Sorry for my long paragraph that describes my attempts. Here are my questions:

(1) For a polyhedral cone described by $ C = {x in mathbb {R} ^ n: x ^ Tu_i <0, i = 1, …, N } $ with $ u_i $ known, $ i = 1, …, N $Are there simple algorithms or analytical formulas to find their extreme rays?
(2) In the restrictions of a "linear program", if there are any restrictions with "$ <$" instead of "$ leq $"How do I deal with them?

Any ideas, reference books or documents are welcome and appreciated. Thank you.

ag geometry algebraic: polynomial inlays of toric varieties of polytopes?

Background: Leave $ P $ be an integral polytope, and $ X_P $ The toric variety associated with the normal range.

$ X_P $ It is always projective, because the collection of characters corresponding to the points $ mathbb {Z} ^ n cap P $ together they give an inlay of $ X_P $ in projective space.

However, the dimension of this embedding is the number of integer points, which is generally exponentially large in a reasonable description of $ P $.


  • Suppose that $ P $ is given by $ Ax leq b $ in $ mathbb {Q} ^ n $, with $ A in M_ {n times m} ( mathbb {Q}) $ Y $ b in mathbb {Q} ^ n $and that they promised us that $ P $ is integral is there a projective incorporation of $ X_P $ that only requires $ POLY (| A |, | b |) $ bits to specify?
  • There is a family $ A_n, b_n $ such that the minimum dimension of an inlay grows exponentially in $ | A |, | b | $?
  • Are there any polytope parameters (in the sense of parametrized complexity) that control the size of a minimum (and efficiently computable) insert?

I'm deliberately lazy about whether the coding of $ A $ is in binary or unary; Inlays of polynomial or pseudopolinomial size would be interesting for me.

Motivation: I am curious about whether there are polytope parameters that are evident through simple additions of the corresponding toric variety, and that could help with computational problems on the side of the polytope.

For example, if we know that $ X_P $ It is a smooth complete intersection and we have the equations that cut it, we can calculate its Euler characteristic using the formula on page 146 of "About Chern's classes and Euler's characteristic for complete non-singular intersections" by Vicente Navarro Aznar. This would count the number of vertices of $ P $, which is usually a $ # P $ Difficult problem Of course, most polytopes will not provide a smooth toric variety or a complete intersection, and it is very likely that calculating the scale is difficult, so this observation is of limited use.

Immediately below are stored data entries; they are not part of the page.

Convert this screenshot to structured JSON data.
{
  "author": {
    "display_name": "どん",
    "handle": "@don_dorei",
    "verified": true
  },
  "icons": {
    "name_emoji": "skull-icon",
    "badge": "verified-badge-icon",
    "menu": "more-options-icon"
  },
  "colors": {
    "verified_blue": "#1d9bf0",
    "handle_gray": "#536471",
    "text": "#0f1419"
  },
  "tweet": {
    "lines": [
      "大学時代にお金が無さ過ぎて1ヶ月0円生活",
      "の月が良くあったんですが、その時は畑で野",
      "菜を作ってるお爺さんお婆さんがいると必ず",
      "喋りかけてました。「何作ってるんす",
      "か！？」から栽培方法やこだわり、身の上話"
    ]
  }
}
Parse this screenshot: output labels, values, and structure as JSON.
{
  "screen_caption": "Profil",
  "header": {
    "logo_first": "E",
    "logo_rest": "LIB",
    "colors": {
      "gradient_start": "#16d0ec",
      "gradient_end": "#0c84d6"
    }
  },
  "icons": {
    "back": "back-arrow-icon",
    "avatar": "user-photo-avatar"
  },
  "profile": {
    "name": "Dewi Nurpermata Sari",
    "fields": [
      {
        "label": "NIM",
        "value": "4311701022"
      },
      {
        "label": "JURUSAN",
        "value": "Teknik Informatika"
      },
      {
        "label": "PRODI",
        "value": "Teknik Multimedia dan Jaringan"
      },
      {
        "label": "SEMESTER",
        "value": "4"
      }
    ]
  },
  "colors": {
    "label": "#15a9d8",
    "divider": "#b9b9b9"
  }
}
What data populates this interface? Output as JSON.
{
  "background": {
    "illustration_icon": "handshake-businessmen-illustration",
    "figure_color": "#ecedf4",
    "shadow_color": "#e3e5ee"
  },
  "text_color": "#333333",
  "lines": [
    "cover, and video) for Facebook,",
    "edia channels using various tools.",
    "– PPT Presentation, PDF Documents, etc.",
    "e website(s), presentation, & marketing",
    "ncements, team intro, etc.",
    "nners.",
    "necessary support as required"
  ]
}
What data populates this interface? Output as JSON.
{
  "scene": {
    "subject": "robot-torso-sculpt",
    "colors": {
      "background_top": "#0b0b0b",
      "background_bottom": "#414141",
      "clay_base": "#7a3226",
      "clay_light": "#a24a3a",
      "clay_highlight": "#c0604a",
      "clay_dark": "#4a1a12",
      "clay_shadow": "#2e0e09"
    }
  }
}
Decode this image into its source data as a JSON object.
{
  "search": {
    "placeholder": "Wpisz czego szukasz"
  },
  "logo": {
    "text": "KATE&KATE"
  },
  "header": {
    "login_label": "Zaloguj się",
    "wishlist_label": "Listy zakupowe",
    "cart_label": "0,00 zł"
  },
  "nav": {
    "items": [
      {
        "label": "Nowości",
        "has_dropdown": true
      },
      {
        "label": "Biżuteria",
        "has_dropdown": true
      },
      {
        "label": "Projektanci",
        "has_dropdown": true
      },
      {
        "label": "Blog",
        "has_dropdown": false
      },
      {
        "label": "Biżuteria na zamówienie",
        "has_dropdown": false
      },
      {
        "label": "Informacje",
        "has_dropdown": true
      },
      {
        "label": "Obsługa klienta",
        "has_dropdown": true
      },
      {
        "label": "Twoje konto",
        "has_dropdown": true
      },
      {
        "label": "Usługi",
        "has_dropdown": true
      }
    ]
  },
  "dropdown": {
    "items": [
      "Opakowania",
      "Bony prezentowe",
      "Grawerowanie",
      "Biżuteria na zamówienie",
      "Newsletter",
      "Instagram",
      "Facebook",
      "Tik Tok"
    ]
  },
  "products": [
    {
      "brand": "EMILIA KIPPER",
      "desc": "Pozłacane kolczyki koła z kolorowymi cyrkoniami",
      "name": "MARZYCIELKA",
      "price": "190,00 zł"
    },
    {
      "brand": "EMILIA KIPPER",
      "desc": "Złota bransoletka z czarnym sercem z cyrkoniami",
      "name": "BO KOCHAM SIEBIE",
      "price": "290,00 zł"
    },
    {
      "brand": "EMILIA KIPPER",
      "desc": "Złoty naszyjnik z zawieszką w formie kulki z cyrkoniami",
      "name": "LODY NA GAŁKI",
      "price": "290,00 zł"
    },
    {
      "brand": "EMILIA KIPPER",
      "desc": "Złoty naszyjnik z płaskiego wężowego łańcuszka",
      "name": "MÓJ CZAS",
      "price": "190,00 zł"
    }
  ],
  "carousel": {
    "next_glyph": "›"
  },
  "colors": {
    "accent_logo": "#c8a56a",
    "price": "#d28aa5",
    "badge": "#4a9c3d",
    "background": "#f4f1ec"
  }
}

Anyway, I'm curious to know if we can measure the complexity of the politoe by the complexity of the toric variety as a projective variety. The basic question is whether or not we can efficiently find small inlays in general, hence this question.

Linear programming – Formulation of mixed integers of polytopes?

Dice $ t $ different unlimited polyhedra $ P_1: A ^ {(1)} x ^ {(1)} leq b ^ {(1)}, dots, P_t: A ^ {(t)} x ^ {(t)} leq b ^ {(t)} $ we are looking for the representation of $ bigcup_ {i = 1} ^ tP_i $ (not his convex helmet) with mixed integer programming.

  1. What is the standard way of doing it by programming mixed integers with the least number of additional integer variables?

  2. When it is possible to do it with only $ O (t ^ alpha) $ additional whole variables where $ alpha in (0,1) $?

I found a review where they say we can do this with $ O ( log t) $ Whole variables if the polyhedra have a common recession cone.

Are the isomorphic polytopes having the same extension complexity?

Is there a simple proof of the fact that isomorphic polytopes have a complexity of similar extent?